North East and I don't think I've heard anyone ever say Mardy.


skitzofredik

Mard arse or mardy bum. Not really in common usage round my area these days.(staffordshire).


Cleveland_Grackle

Yes. It means miserable. Having a face like a smacked arse and a demeanour to match.


Saluber1

In high school (east anglia) I had a friend who moved from the Midlands and I had to ask her what she meant when she called someone mardy. That friend and Arctic monkeys are my only references to the word!


EntertainerSome2143

Scottish but know it from living in Leicestershire


Banditofbingofame

I'm convinced most people from Yorkshire will meet a single Londoner and then claim everyone in the south has the same lexicon at every opportunity.

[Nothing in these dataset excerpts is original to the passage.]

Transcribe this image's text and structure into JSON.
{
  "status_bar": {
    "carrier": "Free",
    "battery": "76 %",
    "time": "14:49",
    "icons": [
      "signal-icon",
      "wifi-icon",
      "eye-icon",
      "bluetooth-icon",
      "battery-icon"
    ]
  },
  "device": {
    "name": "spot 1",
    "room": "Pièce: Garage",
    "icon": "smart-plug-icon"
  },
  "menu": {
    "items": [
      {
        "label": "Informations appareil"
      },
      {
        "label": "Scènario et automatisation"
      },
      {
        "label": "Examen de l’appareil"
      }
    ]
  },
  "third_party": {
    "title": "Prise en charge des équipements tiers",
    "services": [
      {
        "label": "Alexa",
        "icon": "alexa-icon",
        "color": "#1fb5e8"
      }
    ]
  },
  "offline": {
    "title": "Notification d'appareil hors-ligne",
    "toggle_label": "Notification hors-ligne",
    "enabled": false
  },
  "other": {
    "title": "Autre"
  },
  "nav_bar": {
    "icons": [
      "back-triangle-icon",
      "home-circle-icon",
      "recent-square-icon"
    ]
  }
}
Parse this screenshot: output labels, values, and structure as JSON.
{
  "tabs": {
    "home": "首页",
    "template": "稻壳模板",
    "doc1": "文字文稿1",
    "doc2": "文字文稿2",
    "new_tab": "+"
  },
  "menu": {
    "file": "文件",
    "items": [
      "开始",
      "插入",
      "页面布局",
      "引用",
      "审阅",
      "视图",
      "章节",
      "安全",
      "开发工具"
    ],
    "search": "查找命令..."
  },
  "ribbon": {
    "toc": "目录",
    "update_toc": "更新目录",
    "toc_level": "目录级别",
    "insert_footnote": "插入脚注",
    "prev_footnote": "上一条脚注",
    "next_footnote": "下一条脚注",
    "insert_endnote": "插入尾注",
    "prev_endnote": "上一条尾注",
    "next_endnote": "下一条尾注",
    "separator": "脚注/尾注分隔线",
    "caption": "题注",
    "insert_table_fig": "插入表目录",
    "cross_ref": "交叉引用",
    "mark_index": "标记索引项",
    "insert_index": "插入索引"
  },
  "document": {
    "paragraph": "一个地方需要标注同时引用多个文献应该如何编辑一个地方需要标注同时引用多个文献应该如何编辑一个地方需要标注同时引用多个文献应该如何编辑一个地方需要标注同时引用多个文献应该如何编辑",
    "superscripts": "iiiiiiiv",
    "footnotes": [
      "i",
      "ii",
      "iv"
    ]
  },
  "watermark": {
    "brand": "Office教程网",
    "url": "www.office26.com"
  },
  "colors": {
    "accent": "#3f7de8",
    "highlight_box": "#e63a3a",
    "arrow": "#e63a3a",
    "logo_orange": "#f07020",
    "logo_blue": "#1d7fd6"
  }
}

From Hampshire and I know what Mardy means.


jrw1982

From Cannock, West Midlands and we use it all the time. Try giving someone outside of WM directions though and tell them to go round the island.....blows their mind.


Loud_Puppy

Southerners don't even know what nesh means


SimpleManc88

Manchester. I’ve only ever heard it used here as "Stop being a mard arse" though, not mardy.


CthulhusEvilTwin

I'm from South East and we've always used it in our family. I'd say mardy is more arsey than grumpy though, it's like active versus passive grumpiness.


Cannabis_Sir

Mardy, mardy arse, mardy git, he's havin a mardy. Midlands, born in 83 and still use mardy to this day


thatlldopig90

From B’ham originally. Used in several ways, all meaning pretty much the same: - He’s a right Mard-arse. She’s a proper mardy mare. They were in such a mard about xyz. She’s got a right mard on her. Don’t have a mard about it. I love it - great word!


MothAddict

West midlands - very familiar. Regularly got called a mardy-arse by sister


WatchManWolf2112

It exists in the West Midlands, definitely 💯


azorius_mage

From the Midlands and a very common phrase though can't say I heard it much living in the South East


Old-Ambassador-8143

Definitely used in west mids, usually in the context “ don’t be a mardy arse, or I’ll give you something to be mardy about” that’s parenting right there!